Bonne année tout le monde, je vous souhaite pleins de bonne chose. Voilà après tout ce temps la suite de l'histoire. Merci à Shikyo-chan pour ces commentaires, c'est ce qui m'a poussé à poster aujourd'hui. Bisous bisous.
L'homme sort enfin de la salle sordide qui sert de chambre à mon capitaine, il s'effondre et se met immédiatement à pleurer. Mon cœur se sert et mon sang bouillonne dans mes veines, il faut que je tue cet homme, c'est devenu mon unique à partir de maintenant. Luffy n'avait plus craqué de la sorte depuis la mort de son frère et ses reniflements démontre une telle faiblesse, il ne devrait jamais être comme ça. Après de longues minutes d'agonie, mon camarade reprend ces esprits, se relève et tourne enfin la tête dans ma direction. Son visage est bouffi par les pleurs mais il me sourit piteusement.

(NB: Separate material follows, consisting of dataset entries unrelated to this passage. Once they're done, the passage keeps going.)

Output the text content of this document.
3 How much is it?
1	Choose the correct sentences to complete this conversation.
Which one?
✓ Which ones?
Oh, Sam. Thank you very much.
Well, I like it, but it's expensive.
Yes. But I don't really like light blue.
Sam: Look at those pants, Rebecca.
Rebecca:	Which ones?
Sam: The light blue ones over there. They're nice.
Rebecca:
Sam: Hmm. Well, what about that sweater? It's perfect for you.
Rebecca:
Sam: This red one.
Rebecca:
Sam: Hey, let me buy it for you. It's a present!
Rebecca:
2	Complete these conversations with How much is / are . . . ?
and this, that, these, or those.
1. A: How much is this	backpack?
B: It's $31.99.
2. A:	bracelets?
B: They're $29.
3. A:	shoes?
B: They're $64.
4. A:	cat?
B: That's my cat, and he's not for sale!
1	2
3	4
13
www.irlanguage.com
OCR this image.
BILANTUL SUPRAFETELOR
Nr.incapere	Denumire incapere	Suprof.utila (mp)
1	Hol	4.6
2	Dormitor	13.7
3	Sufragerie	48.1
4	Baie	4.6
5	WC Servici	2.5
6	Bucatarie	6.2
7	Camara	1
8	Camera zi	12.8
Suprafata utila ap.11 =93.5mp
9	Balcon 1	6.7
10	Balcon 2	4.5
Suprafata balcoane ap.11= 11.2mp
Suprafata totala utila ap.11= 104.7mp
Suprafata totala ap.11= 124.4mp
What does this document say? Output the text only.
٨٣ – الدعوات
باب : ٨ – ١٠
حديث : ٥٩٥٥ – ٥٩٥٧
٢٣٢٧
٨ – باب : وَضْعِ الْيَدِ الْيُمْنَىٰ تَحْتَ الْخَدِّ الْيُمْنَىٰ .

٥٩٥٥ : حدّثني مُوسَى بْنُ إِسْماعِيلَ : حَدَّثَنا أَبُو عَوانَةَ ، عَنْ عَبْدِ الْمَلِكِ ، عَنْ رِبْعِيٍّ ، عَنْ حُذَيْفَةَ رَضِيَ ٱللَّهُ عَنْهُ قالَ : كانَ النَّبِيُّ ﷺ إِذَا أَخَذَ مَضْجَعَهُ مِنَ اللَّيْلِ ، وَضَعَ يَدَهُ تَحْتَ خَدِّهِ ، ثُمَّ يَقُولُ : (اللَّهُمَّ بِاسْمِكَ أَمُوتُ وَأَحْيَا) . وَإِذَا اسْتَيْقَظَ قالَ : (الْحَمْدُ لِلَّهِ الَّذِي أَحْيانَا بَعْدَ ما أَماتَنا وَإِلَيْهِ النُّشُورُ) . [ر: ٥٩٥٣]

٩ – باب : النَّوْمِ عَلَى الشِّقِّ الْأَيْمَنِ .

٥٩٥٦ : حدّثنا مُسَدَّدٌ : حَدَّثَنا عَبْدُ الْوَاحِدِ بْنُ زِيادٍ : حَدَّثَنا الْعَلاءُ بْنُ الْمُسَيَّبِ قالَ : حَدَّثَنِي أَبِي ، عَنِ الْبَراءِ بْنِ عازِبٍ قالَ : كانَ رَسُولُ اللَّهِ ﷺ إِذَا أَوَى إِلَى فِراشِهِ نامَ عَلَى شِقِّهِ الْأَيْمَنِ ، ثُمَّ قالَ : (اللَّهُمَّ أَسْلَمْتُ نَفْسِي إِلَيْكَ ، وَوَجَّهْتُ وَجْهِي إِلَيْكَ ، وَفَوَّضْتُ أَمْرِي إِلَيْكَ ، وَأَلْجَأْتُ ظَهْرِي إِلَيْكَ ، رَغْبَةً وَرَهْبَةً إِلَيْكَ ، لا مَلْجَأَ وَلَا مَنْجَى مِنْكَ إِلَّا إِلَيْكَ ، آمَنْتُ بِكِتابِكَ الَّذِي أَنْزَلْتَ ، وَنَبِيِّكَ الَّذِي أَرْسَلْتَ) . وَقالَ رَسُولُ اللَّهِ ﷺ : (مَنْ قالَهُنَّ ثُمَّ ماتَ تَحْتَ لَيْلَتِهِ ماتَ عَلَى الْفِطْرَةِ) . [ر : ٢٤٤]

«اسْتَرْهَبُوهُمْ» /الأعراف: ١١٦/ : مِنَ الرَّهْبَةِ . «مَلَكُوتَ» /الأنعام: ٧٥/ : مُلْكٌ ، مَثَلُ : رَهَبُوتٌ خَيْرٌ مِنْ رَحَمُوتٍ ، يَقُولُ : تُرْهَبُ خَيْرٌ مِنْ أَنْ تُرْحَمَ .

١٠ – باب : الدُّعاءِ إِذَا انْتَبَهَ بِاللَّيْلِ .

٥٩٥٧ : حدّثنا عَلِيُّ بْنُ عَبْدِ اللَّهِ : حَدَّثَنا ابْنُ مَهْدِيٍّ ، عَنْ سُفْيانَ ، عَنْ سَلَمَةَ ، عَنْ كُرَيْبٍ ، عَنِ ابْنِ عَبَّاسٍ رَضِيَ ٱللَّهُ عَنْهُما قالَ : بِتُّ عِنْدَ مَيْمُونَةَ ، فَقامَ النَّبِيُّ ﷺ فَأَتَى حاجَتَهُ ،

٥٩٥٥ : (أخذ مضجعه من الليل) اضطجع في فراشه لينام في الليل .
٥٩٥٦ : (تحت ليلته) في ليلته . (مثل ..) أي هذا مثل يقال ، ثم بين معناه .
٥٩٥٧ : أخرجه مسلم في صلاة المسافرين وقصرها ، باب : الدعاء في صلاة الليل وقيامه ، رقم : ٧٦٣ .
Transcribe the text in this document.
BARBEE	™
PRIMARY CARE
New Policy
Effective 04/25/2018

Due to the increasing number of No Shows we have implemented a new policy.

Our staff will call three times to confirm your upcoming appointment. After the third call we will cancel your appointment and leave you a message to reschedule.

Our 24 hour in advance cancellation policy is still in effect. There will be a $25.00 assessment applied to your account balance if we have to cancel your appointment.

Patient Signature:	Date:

« Ne t'en fait pas Zoro, tu vas réussir à t'en sortir je ne te laisserai jamais dans un endroit comme celui-ci » il me dit ces mots avec une voix cassée mais il parait tellement déterminé que je ne peux que le croire. Mais quelque chose cloche dans sa phrase.
« Luffy, pourquoi ''tu'' vas t'en sortir, tu veux dire ''nous'' allons nous en sortir, je ne partirai jamais sans toi, Nami me tuerait » je tente de faire un peu d'humour mais je sens qu'il ne s'ait pas trompé dans sa phrase.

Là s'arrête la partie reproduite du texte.